One of the most effective uses of large language models (LLMs) is helping people get up to speed on unfamiliar code.

Excel models don’t get that benefit.

As spreadsheets grow, logic becomes harder to reason about:

  • formulas are scattered across sheets,
  • cell references hide intent,
  • charts obscure dependencies,
  • and sharing .xlsm files is often risky or impractical.

If you didn’t build the model — or if enough time has passed — understanding how it works can be surprisingly slow.


A simple shift in approach

Instead of asking an LLM to build or modify a spreadsheet, I focused on something simpler and more reliable:

Export the Excel model into a clean, text-based representation that both humans and LLMs can review.

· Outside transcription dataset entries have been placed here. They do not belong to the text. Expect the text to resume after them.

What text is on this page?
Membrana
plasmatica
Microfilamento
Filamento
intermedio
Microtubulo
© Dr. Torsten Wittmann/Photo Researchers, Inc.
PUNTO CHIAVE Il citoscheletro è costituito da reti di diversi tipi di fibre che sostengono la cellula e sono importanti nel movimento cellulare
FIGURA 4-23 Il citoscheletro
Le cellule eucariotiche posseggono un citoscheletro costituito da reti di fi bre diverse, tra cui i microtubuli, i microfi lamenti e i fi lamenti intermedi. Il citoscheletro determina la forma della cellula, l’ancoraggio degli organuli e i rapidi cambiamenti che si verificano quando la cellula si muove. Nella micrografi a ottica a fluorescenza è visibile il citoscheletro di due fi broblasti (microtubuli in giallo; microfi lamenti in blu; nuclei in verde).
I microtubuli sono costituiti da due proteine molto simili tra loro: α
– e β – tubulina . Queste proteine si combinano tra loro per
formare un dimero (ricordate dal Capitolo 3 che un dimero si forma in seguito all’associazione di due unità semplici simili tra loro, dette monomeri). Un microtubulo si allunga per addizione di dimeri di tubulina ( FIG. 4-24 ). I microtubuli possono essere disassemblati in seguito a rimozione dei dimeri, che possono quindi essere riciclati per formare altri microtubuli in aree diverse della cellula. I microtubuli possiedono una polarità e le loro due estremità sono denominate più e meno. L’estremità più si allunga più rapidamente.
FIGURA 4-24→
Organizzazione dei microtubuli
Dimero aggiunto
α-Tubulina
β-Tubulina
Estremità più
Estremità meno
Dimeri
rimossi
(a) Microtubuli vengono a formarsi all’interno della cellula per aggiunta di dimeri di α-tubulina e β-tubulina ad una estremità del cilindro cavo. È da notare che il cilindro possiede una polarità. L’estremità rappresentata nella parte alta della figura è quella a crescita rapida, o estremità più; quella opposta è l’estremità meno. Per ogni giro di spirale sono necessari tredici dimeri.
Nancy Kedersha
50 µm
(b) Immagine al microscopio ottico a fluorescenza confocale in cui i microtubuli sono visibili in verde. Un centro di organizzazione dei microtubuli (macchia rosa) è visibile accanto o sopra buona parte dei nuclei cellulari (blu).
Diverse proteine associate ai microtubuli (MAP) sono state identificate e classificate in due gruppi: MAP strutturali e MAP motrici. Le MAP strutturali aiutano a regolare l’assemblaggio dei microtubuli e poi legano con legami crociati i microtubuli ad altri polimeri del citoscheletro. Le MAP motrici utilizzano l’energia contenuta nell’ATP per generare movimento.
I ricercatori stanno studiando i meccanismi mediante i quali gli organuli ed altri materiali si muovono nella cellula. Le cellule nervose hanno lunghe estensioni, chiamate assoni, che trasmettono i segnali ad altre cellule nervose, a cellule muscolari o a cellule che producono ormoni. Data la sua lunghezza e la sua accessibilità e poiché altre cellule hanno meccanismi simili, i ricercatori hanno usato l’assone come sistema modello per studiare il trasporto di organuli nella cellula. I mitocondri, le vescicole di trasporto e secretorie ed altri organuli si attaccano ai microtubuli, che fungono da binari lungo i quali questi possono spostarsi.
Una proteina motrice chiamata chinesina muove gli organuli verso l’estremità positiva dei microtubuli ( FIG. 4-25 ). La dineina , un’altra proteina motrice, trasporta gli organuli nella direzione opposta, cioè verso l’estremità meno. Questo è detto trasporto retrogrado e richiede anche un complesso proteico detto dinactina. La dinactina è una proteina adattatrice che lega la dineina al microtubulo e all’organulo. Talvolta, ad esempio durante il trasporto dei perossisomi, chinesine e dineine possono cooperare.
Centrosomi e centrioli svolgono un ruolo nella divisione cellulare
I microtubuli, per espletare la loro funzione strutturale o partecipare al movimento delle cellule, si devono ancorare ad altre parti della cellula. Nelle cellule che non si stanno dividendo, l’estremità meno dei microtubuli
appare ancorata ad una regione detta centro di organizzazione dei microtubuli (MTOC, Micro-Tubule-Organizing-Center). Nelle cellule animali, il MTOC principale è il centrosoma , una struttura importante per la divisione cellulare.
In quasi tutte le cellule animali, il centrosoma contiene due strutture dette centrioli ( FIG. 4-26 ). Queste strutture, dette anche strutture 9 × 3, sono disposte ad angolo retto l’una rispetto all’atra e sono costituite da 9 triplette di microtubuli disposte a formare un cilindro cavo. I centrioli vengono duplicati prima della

The exporter produces a deterministic, read-only artifact that captures:

  • sheet structure,
  • formulas,
  • chart bindings,
  • and VBA (if permitted),

all as plain text.

Nothing executes.
Nothing is modified.

At that point, an Excel model starts to look a lot more like a codebase — and LLMs become useful reviewers instead of guessers.


Why this works

LLMs aren’t good at clicking through spreadsheets or interpreting screenshots.

They are good at reading structured text, understanding relationships, and summarizing behavior.

By converting Excel into the kind of artifact LLMs already handle well, you stop fighting the tool and start using it for what it’s good at.

This also helps humans: reviewing structure and formulas side-by-side in text form is often clearer than navigating a live workbook.


A practical workflow

In practice, this enables a cleaner loop:

  1. Build or modify an Excel model
  2. Run the exporter
  3. Review the exported artifact (yourself, with collaborators, or with an LLM)
  4. Return to Excel only after structure and logic are clear

Code and demo

  • GitHub: exporter code and a public example
  • YouTube: a short demo showing an LLM reviewing an exported model

Closing thought

LLMs aren’t a shortcut to understanding.

But when you give them the right artifacts, they can dramatically reduce the time it takes to get oriented.